News that Zimbabwe may be about to export dozens of young, wild-caught elephants to zoos in China and Pakistan, has been met with dismay and condemnation by conservationists and animal welfare advocates alike.
Dr Mark Jones, Born Free’s Head of Policy, said: “We understand that as many as 37 young elephants are awaiting export, under heavy guard in enclosures in Hwange National Park. These unfortunate young animals were torn from their families several months ago, since then we have been making every effort to prevent their export to foreign zoos and secure their relocation to suitable rescue and rehabilitation facilities. Sadly, it seems that Zimbabwe’s authorities are prepared to defy legal process and international condemnation for the sake of profit.”
Elephants do not do well in captivity, and the taking from the wild of young elephants has serious and lifelong consequences for the individual animals, who are likely to live shortened, lonely and unhealthy lives, devoid of the social and environmental complexity that is so necessary for these highly intelligent animals.
It also causes huge social disruption to the family groups from which the young animals have been taken, and by extension destabilises the wider ecosystems to which they belong. The trade in live, wild-caught elephants has been widely condemned by elephant experts, including the African Elephant Specialist Group of the International Union for the Conservation of Nature which recently reconfirmed its long-standing position against the removal of elephants from the wild for captive use.
Jones continued: "Zimbabwe has controversially exported in excess of 100 young, wild-caught elephants to captive facilities, principally in China, over recent years. The authorities claim they need the income to fund their National Parks, and that the export is somehow related to elephant population management and human-elephant conflict mitigation, despite overwhelming evidence that the taking of young elephants will achieve neither and may even make conflict between people and elephants more likely. That a country with such wonderful and diverse wildlife is prepared to capture and sell sentient and intelligent wild animals in this way so a few people can make a profit, beggar's belief. Millions of Zimbabweans who have no say in these dark and shady deals are being deprived of their natural heritage, and meanwhile these highly intelligent and sensitive animals are being condemned to miserable lives in captivity."
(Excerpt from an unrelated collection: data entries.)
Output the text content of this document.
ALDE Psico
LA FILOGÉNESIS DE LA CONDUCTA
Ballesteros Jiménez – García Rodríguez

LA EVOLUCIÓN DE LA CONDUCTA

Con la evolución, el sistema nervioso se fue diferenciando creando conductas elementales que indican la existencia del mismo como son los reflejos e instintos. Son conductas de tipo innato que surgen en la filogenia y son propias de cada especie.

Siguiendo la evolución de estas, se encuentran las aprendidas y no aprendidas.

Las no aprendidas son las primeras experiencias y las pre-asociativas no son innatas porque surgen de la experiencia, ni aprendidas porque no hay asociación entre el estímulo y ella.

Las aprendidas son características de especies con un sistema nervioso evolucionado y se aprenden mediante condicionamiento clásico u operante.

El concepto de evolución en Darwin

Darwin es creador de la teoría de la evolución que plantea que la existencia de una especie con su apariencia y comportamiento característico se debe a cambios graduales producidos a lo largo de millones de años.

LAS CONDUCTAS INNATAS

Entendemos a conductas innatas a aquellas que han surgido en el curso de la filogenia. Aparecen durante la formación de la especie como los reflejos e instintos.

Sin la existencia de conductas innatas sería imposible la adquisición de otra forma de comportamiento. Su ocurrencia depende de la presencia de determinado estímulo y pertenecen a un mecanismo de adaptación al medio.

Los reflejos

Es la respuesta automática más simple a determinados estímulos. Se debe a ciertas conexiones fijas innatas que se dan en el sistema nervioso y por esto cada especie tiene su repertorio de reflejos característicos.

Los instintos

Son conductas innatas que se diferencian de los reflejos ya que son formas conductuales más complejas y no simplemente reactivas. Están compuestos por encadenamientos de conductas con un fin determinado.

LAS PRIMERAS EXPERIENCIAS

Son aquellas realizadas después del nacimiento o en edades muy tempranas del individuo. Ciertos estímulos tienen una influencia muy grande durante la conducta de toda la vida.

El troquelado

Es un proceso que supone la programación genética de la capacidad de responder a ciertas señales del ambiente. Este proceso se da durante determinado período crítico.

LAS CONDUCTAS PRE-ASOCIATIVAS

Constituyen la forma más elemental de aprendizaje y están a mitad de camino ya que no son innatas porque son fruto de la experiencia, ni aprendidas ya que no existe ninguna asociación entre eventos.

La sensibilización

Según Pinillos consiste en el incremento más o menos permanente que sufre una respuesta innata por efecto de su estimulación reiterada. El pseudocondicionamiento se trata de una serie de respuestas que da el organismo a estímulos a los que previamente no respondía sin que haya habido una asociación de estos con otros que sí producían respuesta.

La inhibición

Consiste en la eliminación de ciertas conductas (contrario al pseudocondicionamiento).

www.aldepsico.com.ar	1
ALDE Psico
In recognition of the severe suffering and disruption associated with the export of live wild-caught elephants, governments voted overwhelmingly to limit live elephant exports to in-situ conservation programmes or secure areas in the wild within the species’ natural and historic range, at an international wildlife trade meeting earlier this year. Clearly the export of wild-caught elephants from Zimbabwe to captive facilities would contravene this resolution, and the apparent urgency with which Zimbabwe is trying to implement the transfers is suggestive of a cynical attempt to circumvent the resolution before it technically comes into effect at the end of November.
Zimbabwe’s authorities also seem ready to ignore an ongoing legal challenge to the export of the elephants is also ongoing within Zimbabwe. The export of elephants while this challenge is being considered by the Courts would be potentially unlawful.
Born Free has been working with political, conservation, animal welfare and legal partners within and beyond Zimbabwe to try to prevent the transfers and secure a humane long-term solution for the affected elephants. We are also urging international governments to use their diplomatic contacts to dissuade the authorities in Zimbabwe, China and Pakistan from engaging in this heinous trade, and calling on freight transport companies to desist from transporting the animals.
Young elephants belong with their families in the wild, not in captivity.